The Rudy and Judy Marital Mess
March 27, 2007 — -- "Judy, Judy, Judy."
So you've been married three times, not two as you've previously reported. Judy Giuliani's new revelation puts her in fine company: nine marriages between her, hubby Rudy and his 2008 presidential challenger Newt Gingrich. Maybe I'm missing something here, but this is the sacred institution that their party is trying to keep homosexuals from destroying?
It's this embarrassing hypocrisy that could have a very interesting impact on the next election.
Rudy Giuliani wants to be president. He wants it so bad he practically drools like a Pavlovian pup every time he talks about it. But is the country ready for him? More important, are conservatives ready for a thrice-married, cross-dressing, pro-abortion candidate who shacked up with his gay pal after he cheated on his wife and left her for Judy, Judy, Judy? And the fact that his kids won't talk with him because of it doesn't help his image any.
While Rudy continues to maintain his front-runner status among Republicans, there is growing concern in GOP circles that his personal life is going to impede his political aspirations; that his campaign could implode as more juicy tidbits surface about his dysfunctional past (and present, if you count his penchant for Bob Mackey-type gowns and poorly applied makeup). His marital track record, his philandering, his estrangement from his kids and his strange dressing habits do not jive with the base and what it stands for. And his positions on the war don't jive with the rest of the country. The only card he plays well, unjustifiably, is the terror card.

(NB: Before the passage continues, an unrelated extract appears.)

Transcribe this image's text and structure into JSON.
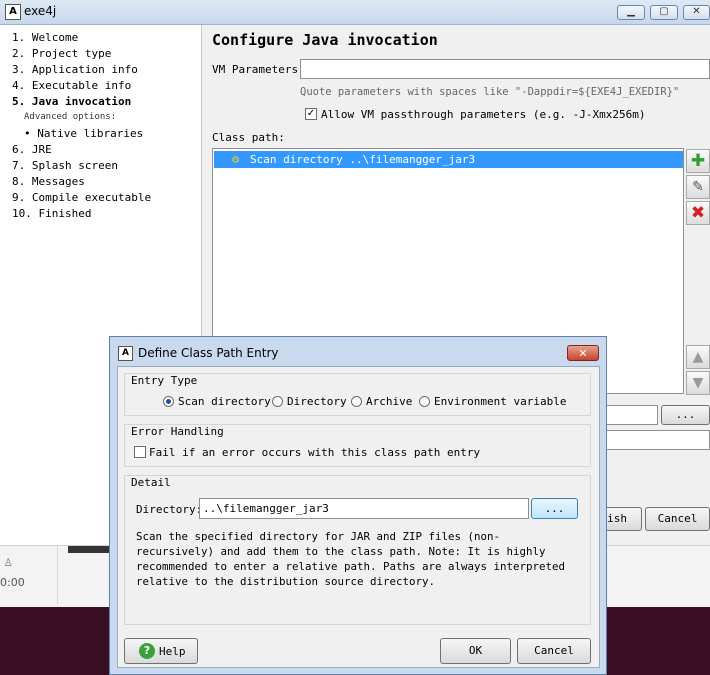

Let's go back in time a bit. On Sept. 10, 2001 Rudy Giuliani was a highly unpopular mayor of New York City with an abysmal 40 percent approval rating. He was viewed as an arrogant, stubborn bully insensitive to the plight of minorities and the poor, and with a weak record on everything except fighting crime. And somehow, by the sheer virtue that he was in office the following day, he has infuriatingly claimed the mantle of hero; the tough guy who can kick terror's ass. And what did he actually do that day to merit such reverential status?
He simply had the misfortune, like thousands of others, to be at the World Trade site that morning, only unlike thousands, he was lucky to run from the carnage and spare his own life … for all to see on the 6 o'clock news.
It made for great political theater, and it allowed a pretty crappy mayor to instantly gain the national currency necessary to further his dream of one day becoming a pretty crappy U.S. president.
Andy Ostroy is editor and publisher of The Ostroy Report, a New York-based blog that aggressively combats the powerful right-wing spin machine, taking on Bush, the Republican Party and the conservative media.